April 1, 2016 - No Comments
A Masters study of the wood properties of Pinus patula could help sawmillers improve timber utilization, and assist foresters to predict timber quality from a specific site, thereby taking site-species matching to the next level.
NMMU Masters student Barry Muller has just completed a study to determine the wood property variation in Pinus patula grown on different sites, the effect of forest site factors on wood properties and their within tree variation.
The wood properties considered were:-
Stiffness (modulus of elasticity)
Ten trees were taken from each of 17 sites selected during a previous study of soil ecology and tree growth patterns on the Mpumalanga escarpment. This is a complex physiographic region with several different growth sites within a relatively small area.
The key finding of the study was that the effect of radial distance from the pith (i.e. the age of the tree) was highly significant and accounted for most of the variation of the trees sampled.
Although the effect of site on the selected wood properties was highly significant, its effect accounted for a relatively small percentage of the total variation in each case.
Consequently, sawmillers must take into account the large variation in wood properties that are found within a tree to minimize the chance of timber being downgraded as a result of excessive board distortion and/or inferior strength.
Density and grain angle both showed significant correlations with the most important climatic factors. Growth days (which is an index reflecting the number of days per year when soil moisture is NOT a limiting factor for plant growth) was identified as one of the principal growth factors influencing the selected wood properties, because of it’s strong relationship with wood density, density slope, grain angle and stiffness.
About 57% of the between site variation in wood density could be explained in terms of differences in the number of growth days.
“Late season growth makes higher density timber, so fast growing P. patula in this study had the highest wood density because they had more late season growth,” explained Barry.
The lowest density wood was found on trees growing on colder, higher altitude sites.
The number of growth days also correlated with grain angle (although grain angle and density have no correlation).
About 60% of the between-site variation in grain angle could be explained in terms of differences in altitude.
Barry found that trees growing on higher altitude sites had a higher grain angle, possibly due to the rockier soils and higher winds that prevail on those sites.
Interestingly, Barry found that 90% of the trees had grain going one way – but on two of the sites most of the trees had grain going the other way.
Generally soil and foliar nutrient levels did not show significant correlations with the wood properties considered in this study.
Regression models were developed to predict wood density and grain angle from growth variables. The results showed that those wood properties that correlate with geographic representable site variables can be included in site classification and evaluation systems.
The findings of this research is good news for both forest scientists and the forest and forest products industries.
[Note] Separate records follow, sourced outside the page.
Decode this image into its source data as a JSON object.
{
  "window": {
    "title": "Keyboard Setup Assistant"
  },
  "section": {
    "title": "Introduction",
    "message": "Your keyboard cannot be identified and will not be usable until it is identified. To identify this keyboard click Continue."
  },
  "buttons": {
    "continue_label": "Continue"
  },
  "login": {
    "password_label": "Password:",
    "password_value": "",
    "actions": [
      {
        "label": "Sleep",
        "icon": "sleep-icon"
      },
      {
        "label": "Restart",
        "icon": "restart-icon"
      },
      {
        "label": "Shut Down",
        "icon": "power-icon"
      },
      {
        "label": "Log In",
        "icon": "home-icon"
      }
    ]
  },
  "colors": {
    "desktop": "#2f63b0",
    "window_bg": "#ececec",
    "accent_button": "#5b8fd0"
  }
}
It demonstrated that an understanding of the variation patterns of key production wood properties could be a useful guide to assist processing plants to optimize and improve timber utilization.
The study also showed the relationship between certain site variables and some wood properties. This information could be used by forest scientists to assist them in predicting timber quality produced from a single geographic location.
Also, it could serve as a reference in a fibre-specific management plan that could incorporate wood properties in a site classification and evaluation system.
“If I was a sawmiller I would try and source timber from warm, wet, low elevation sites with deep soils and a good number of growth days,” said Barry.
Barry, who obtained his BSc Forestry from Stellenbosch University, is currently teaching wood technology at NMMU, and describes himself as having ‘one foot in forestry and one foot in sawmilling’.